Das Ende vom Lied ist traurig, aber bekannt: Der mächtig und damit gefährlich gewordene Saddam Hussein mutierte zwar nicht zum islamistischen Terroristen, dafür aber zu einem gefährlichen Psychopathen, der mit Hitler verglichen wurde. Das war die Ausrede dafür, den Irak im so genannten 2. Golfkrieg und vor allem im wenige Jahre später vom Zaun gebrochenen Irak-Krieg in die Steinzeit zurück zu bombardieren. Die von den unglaublichen Zerstörungen des Vernichtungskrieges paralysierte Bevölkerung leidet noch immer entsetzlich und die chaotischen Verhältnisse führten dazu, dass Al Quaida im Jahr 2006 im Irak einen islamistischen Staat ausrief.

Ob in Irak jetzt gute oder schlechte Islamisten am Ruder sind, vermag ich nicht zu sagen – vermutlich ist der Irak einfach zu paralysiert, um von den Amis noch als Bedrohung wahrgenommen zu werden. Insofern spielt es auch keine Rolle, ob die irakischen Mädchen in die Schule dürfen oder nicht – die Hauptsache ist, dass die neue irakische Verfassung es zulässt, dass ausländische Investoren bis zu 100 Prozent an Ölgesellschaften besitzen dürfen – der irakischen Schlüsselindustrie.
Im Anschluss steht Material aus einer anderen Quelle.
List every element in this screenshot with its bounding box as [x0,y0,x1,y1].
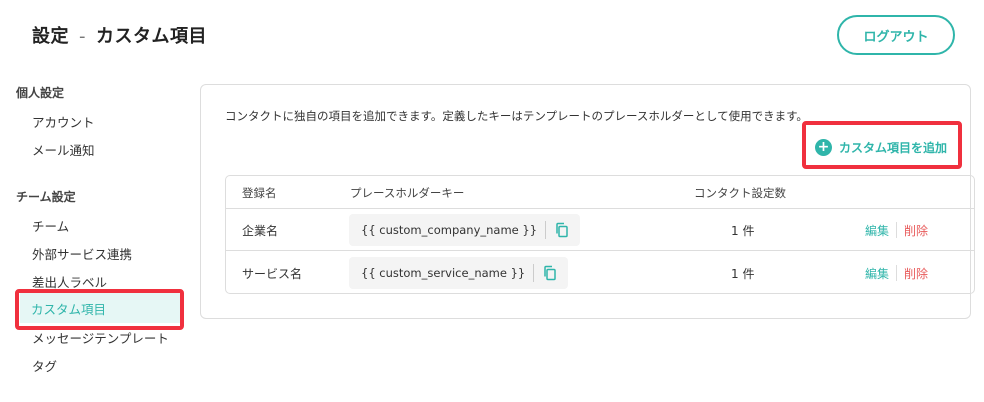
sidebar-item-account[interactable]: アカウント [24,106,179,136]
placeholder-key-chip: {{ custom_company_name }} [349,214,581,246]
sidebar-item-tags[interactable]: タグ [24,350,179,380]
cell-contact-count: 1 件 [731,266,755,281]
add-custom-field-label: カスタム項目を追加 [839,140,948,155]
logout-button[interactable]: ログアウト [837,15,955,55]
action-divider [896,265,898,281]
placeholder-key-text: {{ custom_company_name }} [361,223,538,237]
copy-icon[interactable] [554,222,570,238]
sidebar-item-mail-notification[interactable]: メール通知 [24,134,179,164]
page-title-sub: カスタム項目 [96,26,207,47]
column-header-placeholder-key: プレースホルダーキー [350,185,465,200]
sidebar-item-external-services[interactable]: 外部サービス連携 [24,238,179,268]
page-title-main: 設定 [32,26,69,47]
chip-divider [545,221,547,239]
page-header: 設定 - カスタム項目 ログアウト [0,0,984,70]
delete-link[interactable]: 削除 [904,265,928,282]
edit-link[interactable]: 編集 [865,265,889,282]
custom-fields-card: コンタクトに独自の項目を追加できます。定義したキーはテンプレートのプレースホルダ… [200,84,975,319]
sidebar-item-message-templates[interactable]: メッセージテンプレート [24,322,179,352]
page-title: 設定 - カスタム項目 [32,22,207,48]
plus-circle-icon: + [815,138,832,156]
sidebar-item-custom-fields[interactable]: カスタム項目 [20,293,180,323]
custom-fields-table: 登録名 プレースホルダーキー コンタクト設定数 企業名 {{ custom_co… [225,175,975,294]
description-text: コンタクトに独自の項目を追加できます。定義したキーはテンプレートのプレースホルダ… [225,109,808,123]
table-header: 登録名 プレースホルダーキー コンタクト設定数 [226,176,974,209]
placeholder-key-text: {{ custom_service_name }} [361,266,526,280]
placeholder-key-chip: {{ custom_service_name }} [349,257,569,289]
table-row: サービス名 {{ custom_service_name }} 1 件 編集 削… [226,252,974,293]
add-custom-field-button[interactable]: + カスタム項目を追加 [815,135,947,159]
copy-icon[interactable] [542,265,558,281]
cell-name: サービス名 [242,266,303,281]
sidebar-item-team[interactable]: チーム [24,210,179,240]
column-header-contact-count: コンタクト設定数 [694,185,786,200]
edit-link[interactable]: 編集 [865,222,889,239]
table-row: 企業名 {{ custom_company_name }} 1 件 編集 削除 [226,209,974,251]
column-header-name: 登録名 [242,185,277,200]
sidebar-heading-personal: 個人設定 [16,86,65,100]
sidebar-item-sender-label[interactable]: 差出人ラベル [24,266,179,296]
page-title-separator: - [79,26,86,47]
action-divider [896,222,898,238]
cell-contact-count: 1 件 [731,223,755,238]
sidebar-heading-team: チーム設定 [16,190,76,204]
delete-link[interactable]: 削除 [904,222,928,239]
row-actions: 編集 削除 [865,209,928,251]
cell-name: 企業名 [242,223,279,238]
chip-divider [533,264,535,282]
row-actions: 編集 削除 [865,252,928,293]
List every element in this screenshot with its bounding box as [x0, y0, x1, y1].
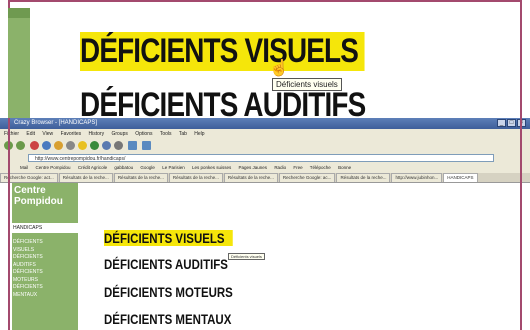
- tab-item[interactable]: Résultats de la reche...: [168, 173, 223, 182]
- hand-cursor-icon: ☝: [269, 60, 289, 77]
- menu-tools[interactable]: Tools: [160, 131, 172, 137]
- tile-icon[interactable]: [128, 141, 137, 150]
- bookmark-item[interactable]: Bonne: [338, 165, 351, 170]
- zoom-sidebar-strip: [8, 8, 30, 118]
- bookmark-item[interactable]: gabbatou: [114, 165, 133, 170]
- sidebar-link[interactable]: AUDITIFS: [13, 262, 77, 270]
- menu-groups[interactable]: Groups: [111, 131, 127, 137]
- menu-tab[interactable]: Tab: [179, 131, 187, 137]
- history-icon[interactable]: [90, 141, 99, 150]
- url-input[interactable]: http://www.centrepompidou.fr/handicaps/: [28, 154, 494, 162]
- forward-icon[interactable]: [16, 141, 25, 150]
- link-deficients-mentaux[interactable]: DÉFICIENTS MENTAUX: [104, 311, 231, 327]
- tab-item[interactable]: Recherche Google: ac...: [278, 173, 336, 182]
- print-icon[interactable]: [114, 141, 123, 150]
- maximize-button[interactable]: □: [507, 119, 516, 127]
- sidebar-links: DÉFICIENTS VISUELS DÉFICIENTS AUDITIFS D…: [13, 239, 77, 299]
- sidebar-link[interactable]: MENTAUX: [13, 292, 77, 300]
- menu-options[interactable]: Options: [135, 131, 152, 137]
- tab-item[interactable]: Résultats de la reche...: [58, 173, 113, 182]
- zoomed-view: DÉFICIENTS VISUELS DÉFICIENTS AUDITIFS ☝…: [0, 0, 530, 118]
- favorites-icon[interactable]: [78, 141, 87, 150]
- window-icon[interactable]: [142, 141, 151, 150]
- tab-handicaps[interactable]: HANDICAPS: [443, 173, 478, 182]
- tab-item[interactable]: Résultats de la reche...: [336, 173, 391, 182]
- bookmark-item[interactable]: Les ponkes suisses: [192, 165, 231, 170]
- link-deficients-moteurs[interactable]: DÉFICIENTS MOTEURS: [104, 284, 233, 300]
- menu-help[interactable]: Help: [194, 131, 204, 137]
- zoom-sidebar-bar: [8, 8, 30, 18]
- frame-border-left: [8, 118, 10, 330]
- link-tooltip: Déficients visuels: [228, 253, 265, 260]
- toolbar: [0, 139, 530, 154]
- menu-bar: Fichier Edit View Favorites History Grou…: [0, 129, 530, 139]
- bookmark-item[interactable]: Mail: [20, 165, 28, 170]
- menu-edit[interactable]: Edit: [26, 131, 35, 137]
- section-label: HANDICAPS: [12, 223, 78, 233]
- bookmark-item[interactable]: Le Parisien: [162, 165, 185, 170]
- bookmark-item[interactable]: Pages Jaunes: [239, 165, 268, 170]
- bookmark-item[interactable]: Télépoche: [310, 165, 331, 170]
- sidebar: Centre Pompidou HANDICAPS DÉFICIENTS VIS…: [12, 183, 78, 330]
- address-bar: http://www.centrepompidou.fr/handicaps/: [0, 153, 530, 164]
- frame-border-right: [520, 118, 522, 330]
- browser-window: Crazy Browser - [HANDICAPS] _ □ × Fichie…: [0, 118, 530, 330]
- sidebar-link[interactable]: DÉFICIENTS: [13, 254, 77, 262]
- zoom-link-deficients-visuels[interactable]: DÉFICIENTS VISUELS: [80, 32, 365, 71]
- sidebar-link[interactable]: DÉFICIENTS: [13, 284, 77, 292]
- sidebar-link[interactable]: VISUELS: [13, 247, 77, 255]
- bookmarks-bar: Mail Centre Pompidou Crédit Agricole gab…: [0, 164, 530, 173]
- bookmark-item[interactable]: Free: [293, 165, 302, 170]
- menu-view[interactable]: View: [42, 131, 53, 137]
- menu-history[interactable]: History: [89, 131, 105, 137]
- centre-pompidou-logo[interactable]: Centre Pompidou: [14, 185, 78, 207]
- bookmark-item[interactable]: Centre Pompidou: [36, 165, 71, 170]
- tab-bar: Recherche Google: act... Résultats de la …: [0, 173, 530, 183]
- stop-icon[interactable]: [30, 141, 39, 150]
- home-icon[interactable]: [54, 141, 63, 150]
- title-bar: Crazy Browser - [HANDICAPS] _ □ ×: [0, 118, 530, 129]
- tab-item[interactable]: http://www.jubinhon...: [391, 173, 443, 182]
- sidebar-link[interactable]: DÉFICIENTS: [13, 269, 77, 277]
- zoom-tooltip: Déficients visuels: [272, 78, 342, 91]
- sidebar-link[interactable]: DÉFICIENTS: [13, 239, 77, 247]
- tab-item[interactable]: Résultats de la reche...: [223, 173, 278, 182]
- page-content: Centre Pompidou HANDICAPS DÉFICIENTS VIS…: [0, 183, 530, 330]
- bookmark-item[interactable]: Radio: [274, 165, 286, 170]
- window-title: Crazy Browser - [HANDICAPS]: [14, 120, 98, 126]
- refresh-icon[interactable]: [42, 141, 51, 150]
- minimize-button[interactable]: _: [497, 119, 506, 127]
- menu-favorites[interactable]: Favorites: [61, 131, 82, 137]
- sidebar-link[interactable]: MOTEURS: [13, 277, 77, 285]
- link-deficients-visuels[interactable]: DÉFICIENTS VISUELS: [104, 230, 233, 246]
- mail-icon[interactable]: [102, 141, 111, 150]
- search-icon[interactable]: [66, 141, 75, 150]
- link-deficients-auditifs[interactable]: DÉFICIENTS AUDITIFS: [104, 256, 228, 272]
- menu-file[interactable]: Fichier: [4, 131, 19, 137]
- bookmark-item[interactable]: Google: [140, 165, 155, 170]
- bookmark-item[interactable]: Crédit Agricole: [78, 165, 107, 170]
- tab-item[interactable]: Résultats de la reche...: [113, 173, 168, 182]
Gespannt bin ich auch, wie sich der Krieg in Mali entwickeln wird – dort werden ja gerade wieder die schlechten Islamisten bekämpft, die man in Syrien derzeit noch mit Waffen ausrüstet, weil es da zur Zeit noch die guten sind. Wo ich schon dabei bin: So richtig toll hat es mit der arabischen Revolution in Tunesien oder Ägypten bekanntlich auch nicht geklappt, Hosni Mubarak ist zwar weg vom Fenster – aber unter der islamistischen Regierung Mursi geht es den Leuten in Ägypten auch nicht besser. Auf Waffendeals mit den Moslem-Brüdern dürfte die deutsche Rüstungsindustrie derzeit nicht spekulieren und sich die schönen Zeiten mit Mubarak zurückwünschen. Der war zwar kein Islamist, sondern nur autoritär – und damit ein Garant für Sicherheit im Nahen Osten, mit dem man wunderbar Rüstungsgeschäfte machen konnte. Ja, die Welt ist kompliziert. Selbst, wenn man keine Moral hat.